When I interviewed for an instructional designer position with Google a few years ago, I was convinced that they were looking to take their Classroom product wider and deeper. I thought that they were ready to take on Blackboard, Canvas et al and start to integrate their free LMS with student information systems, add a gradebook etc. Mixed in with all their existing tools for video streaming (YouTube) and conferencing (Hangouts) plus Docs and the rest, I really expected them to offer a free LMS that colleges would use. It would be very tempting. Look at how many colleges switched over to Gmail as the official institutional mail system.
"Nontraditional" learning management systems (I'm thinking of both paid and free ones) have increased in online courses. Much of that movement has come from MOOC use and also from companies who have created their own systems to promote training and course offerings.
A new article from EDUCAUSE looks at graduate student use of Google Classroom. If you were using Classroom for your course a few years ago, you were more likely to be teaching in K-12 than at the undergraduate or graduate levels.
The study looks at many of the areas that have been studied before: improving effectiveness, increasing students' interactions with each other and their instructors and building community online. The difference is the audience of grad students.
The earliest MOOCs were using nontraditional web applications like Facebook and Twitter for higher education.

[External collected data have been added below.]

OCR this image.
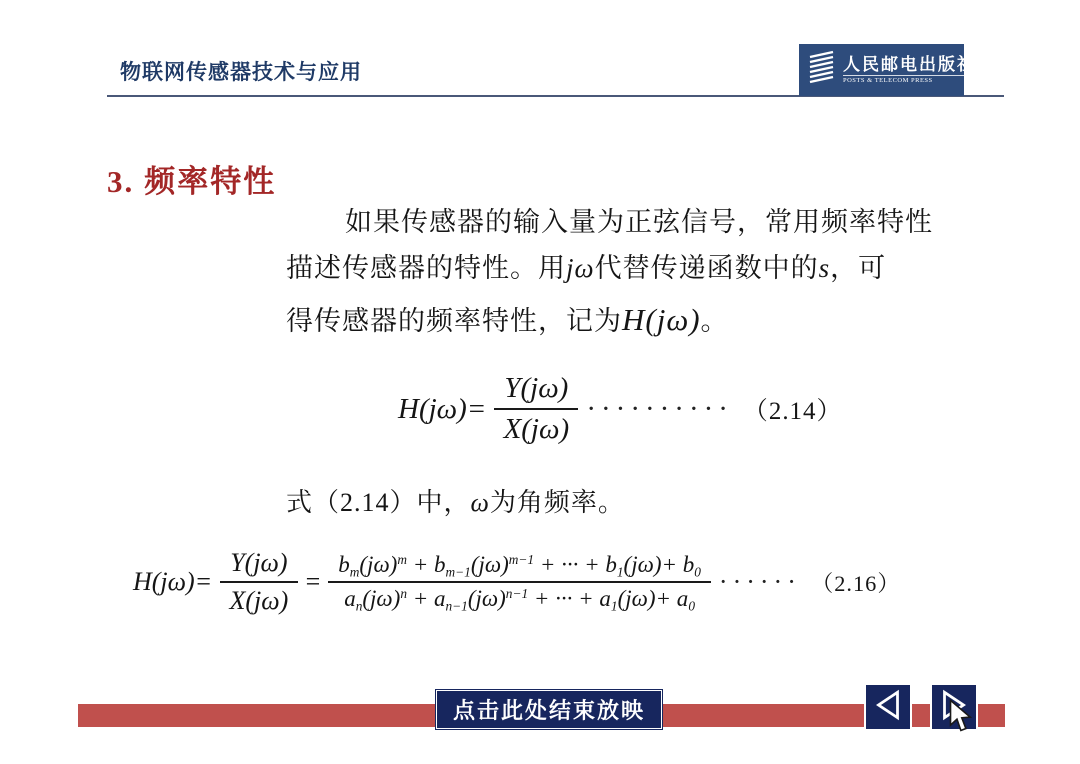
物联网传感器技术与应用	人民邮电出版社
POSTS & TELECOM PRESS
3. 频率特性
如果传感器的输入量为正弦信号，常用频率特性
描述传感器的特性。用jω代替传递函数中的s，可
得传感器的频率特性，记为H(jω)。
$H(j\omega)= \frac{Y(j\omega)}{X(j\omega)}$ ·········· （2.14）
式（2.14）中，ω为角频率。
$H(j\omega)= \frac{Y(j\omega)}{X(j\omega)} = \frac{b_m(j\omega)^m + b_{m-1}(j\omega)^{m-1} + \cdot\cdot\cdot + b_1(j\omega)+ b_0}{a_n(j\omega)^n + a_{n-1}(j\omega)^{n-1} + \cdot\cdot\cdot + a_1(j\omega)+ a_0}$ ······ （2.16）
点击此处结束放映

But their use has been more limited - perhaps for an assignment - and few educators would call any one of them or a combination to be the equivalent of an LMS.
The study also points out that products like Schoology have borrowed a lot of UI and design from sites like Facebook.
This study is small - "When asked if they would use Google Classroom again, five of the seven participants said, "yes." I would consider using Google Classroom again as well, but only for a small course." But it is a study worth conducting at other institutions and with larger classes, even MOOC-sized ones.
The author, Stephanie Blackmon, feels "the stream can be a bit daunting for some students" and she is hesitant to rely on it for larger classes. I would be less hesitant, but I don't think Classroom is ready to be the nontraditional LMS for a traditional college-credit course.
But some company, perhaps Google, is going to offer that free LMS and that's when things will really get interesting.